Screen Shot 2021-05-15 at 2.09.43 PM.png
Methodology for normalized factor returns
  • Value exited Oversold territory with a sizable +0.46 standard deviation move. It continued to bounce off a recent trough of -1.76 SD below the mean on 5/4.
  • Volatility slowly headed back towards the mean after a recent nadir of -2.10 SD below the mean on 4/20. It remains Oversold at -1.31 SD below the mean.
  • Momentum continued its upward move, albeit at a slower pace. The factor remains Overbought at +1.12 Standard deviations above the mean.
  • The decline in Market Sensitivity continued as it headed deeper into Oversold territory at -1.89 SD below the mean.
  • Growth was again the week’s biggest loser, as it shed its Overbought label and landed at +0.53 SD above the mean.
  • US Total Risk (using the Russell 3000 as proxy) increased by 20 basis points this week.

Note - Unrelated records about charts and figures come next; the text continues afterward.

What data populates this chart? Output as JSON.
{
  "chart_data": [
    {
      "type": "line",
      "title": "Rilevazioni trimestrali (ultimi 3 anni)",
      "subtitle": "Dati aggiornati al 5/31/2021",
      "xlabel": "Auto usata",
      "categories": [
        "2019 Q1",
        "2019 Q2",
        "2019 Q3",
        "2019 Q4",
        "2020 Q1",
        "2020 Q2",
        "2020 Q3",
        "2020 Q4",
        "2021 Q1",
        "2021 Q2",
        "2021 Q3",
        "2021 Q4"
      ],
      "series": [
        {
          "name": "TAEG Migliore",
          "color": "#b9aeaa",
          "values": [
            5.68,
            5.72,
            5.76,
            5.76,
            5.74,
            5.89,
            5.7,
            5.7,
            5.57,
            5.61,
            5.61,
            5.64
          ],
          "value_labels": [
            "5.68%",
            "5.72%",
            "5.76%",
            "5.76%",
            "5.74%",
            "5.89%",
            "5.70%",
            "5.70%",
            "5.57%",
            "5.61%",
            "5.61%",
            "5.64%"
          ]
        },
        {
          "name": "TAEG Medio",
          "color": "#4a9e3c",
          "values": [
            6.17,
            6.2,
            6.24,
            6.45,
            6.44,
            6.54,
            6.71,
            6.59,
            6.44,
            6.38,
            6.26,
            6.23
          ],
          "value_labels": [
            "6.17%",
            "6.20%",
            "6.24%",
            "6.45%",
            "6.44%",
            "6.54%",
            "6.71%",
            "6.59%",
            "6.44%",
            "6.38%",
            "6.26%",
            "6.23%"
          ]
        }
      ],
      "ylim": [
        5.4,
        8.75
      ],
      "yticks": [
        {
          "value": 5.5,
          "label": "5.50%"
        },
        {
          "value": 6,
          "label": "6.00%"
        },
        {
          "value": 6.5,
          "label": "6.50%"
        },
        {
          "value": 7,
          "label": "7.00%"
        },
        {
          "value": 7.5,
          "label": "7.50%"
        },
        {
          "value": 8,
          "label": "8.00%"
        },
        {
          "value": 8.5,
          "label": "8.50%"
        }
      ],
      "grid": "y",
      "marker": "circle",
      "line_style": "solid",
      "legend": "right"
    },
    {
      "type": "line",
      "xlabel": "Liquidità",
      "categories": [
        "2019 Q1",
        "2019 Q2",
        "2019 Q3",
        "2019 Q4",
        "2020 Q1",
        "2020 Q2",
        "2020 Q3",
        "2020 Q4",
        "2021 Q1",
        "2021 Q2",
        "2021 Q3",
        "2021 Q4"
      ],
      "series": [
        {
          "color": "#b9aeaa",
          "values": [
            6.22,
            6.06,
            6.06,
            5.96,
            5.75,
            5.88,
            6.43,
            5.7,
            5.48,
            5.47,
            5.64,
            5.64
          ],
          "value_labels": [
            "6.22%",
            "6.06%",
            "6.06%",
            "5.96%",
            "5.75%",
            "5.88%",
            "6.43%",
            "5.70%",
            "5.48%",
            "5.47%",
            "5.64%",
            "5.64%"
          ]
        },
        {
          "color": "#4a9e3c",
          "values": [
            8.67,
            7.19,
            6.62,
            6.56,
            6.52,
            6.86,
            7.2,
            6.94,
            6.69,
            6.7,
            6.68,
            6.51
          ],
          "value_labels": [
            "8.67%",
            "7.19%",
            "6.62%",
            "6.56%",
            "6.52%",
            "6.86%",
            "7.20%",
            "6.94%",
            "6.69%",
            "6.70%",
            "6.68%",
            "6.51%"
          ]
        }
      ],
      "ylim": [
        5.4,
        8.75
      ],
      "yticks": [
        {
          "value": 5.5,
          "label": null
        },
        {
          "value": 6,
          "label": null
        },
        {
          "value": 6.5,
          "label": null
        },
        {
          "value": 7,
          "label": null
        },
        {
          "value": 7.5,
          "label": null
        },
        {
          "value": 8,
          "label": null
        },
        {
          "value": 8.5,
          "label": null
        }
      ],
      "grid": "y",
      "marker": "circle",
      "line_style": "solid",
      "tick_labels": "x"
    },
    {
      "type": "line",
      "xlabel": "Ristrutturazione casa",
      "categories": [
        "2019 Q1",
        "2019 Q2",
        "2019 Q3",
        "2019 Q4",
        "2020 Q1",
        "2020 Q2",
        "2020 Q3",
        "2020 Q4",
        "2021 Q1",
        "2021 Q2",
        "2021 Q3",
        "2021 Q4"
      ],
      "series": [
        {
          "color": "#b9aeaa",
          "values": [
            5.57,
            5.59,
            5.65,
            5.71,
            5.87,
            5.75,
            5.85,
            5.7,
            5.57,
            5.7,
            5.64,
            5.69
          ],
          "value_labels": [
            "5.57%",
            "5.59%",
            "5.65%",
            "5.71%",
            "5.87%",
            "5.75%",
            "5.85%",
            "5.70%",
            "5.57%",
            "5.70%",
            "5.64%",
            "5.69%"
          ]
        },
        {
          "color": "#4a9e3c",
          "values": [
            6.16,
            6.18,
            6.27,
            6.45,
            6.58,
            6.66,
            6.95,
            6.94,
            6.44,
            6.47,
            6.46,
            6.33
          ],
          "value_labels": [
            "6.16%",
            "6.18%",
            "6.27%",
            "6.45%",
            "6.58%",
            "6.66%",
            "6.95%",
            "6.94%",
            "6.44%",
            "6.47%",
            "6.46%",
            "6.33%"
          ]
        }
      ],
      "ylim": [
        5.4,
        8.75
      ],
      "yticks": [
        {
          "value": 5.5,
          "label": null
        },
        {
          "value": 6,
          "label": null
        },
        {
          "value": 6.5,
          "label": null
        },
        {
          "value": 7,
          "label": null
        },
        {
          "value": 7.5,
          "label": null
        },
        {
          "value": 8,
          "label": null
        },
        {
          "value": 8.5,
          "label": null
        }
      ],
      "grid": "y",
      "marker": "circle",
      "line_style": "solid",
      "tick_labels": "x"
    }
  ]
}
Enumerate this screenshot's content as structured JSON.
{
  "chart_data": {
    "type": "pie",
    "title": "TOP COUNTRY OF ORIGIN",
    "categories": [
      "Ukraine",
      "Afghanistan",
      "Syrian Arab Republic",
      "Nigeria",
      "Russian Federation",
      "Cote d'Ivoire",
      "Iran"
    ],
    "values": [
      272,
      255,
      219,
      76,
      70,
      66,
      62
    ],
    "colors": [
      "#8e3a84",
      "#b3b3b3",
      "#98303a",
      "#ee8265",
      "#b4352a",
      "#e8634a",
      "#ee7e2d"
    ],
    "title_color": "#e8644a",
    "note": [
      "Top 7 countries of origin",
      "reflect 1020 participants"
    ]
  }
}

Normalized Factor Returns: Axioma Worldwide Equity Risk Model (AXWW4-MH)

Screen Shot 2021-05-15 at 2.10.47 PM.png
Methodology for normalized factor returns
  • Value saw the largest positive move worldwide, exiting Oversold space after hitting a trough of -1.8 SD below the mean on 4/30.
  • Exchange Rate Sensitivity entered positive normalized territory after a +0.46 SD move.
  • Profitability remains an Extremely Overbought factor at +2.1 SD above the mean after a recent peak of +2.41 SD above the mean on 4/21.
  • Earnings Yield saw another significant decline, heading deeper into negative normalized space after a -0.42 standard deviation move.
  • Growth tumbled out of Overbought space after a -0.5 SD move, and now sits at +0.54 SD above the mean.
  • Global Risk (using the ACWI as proxy) increased by 3 basis points.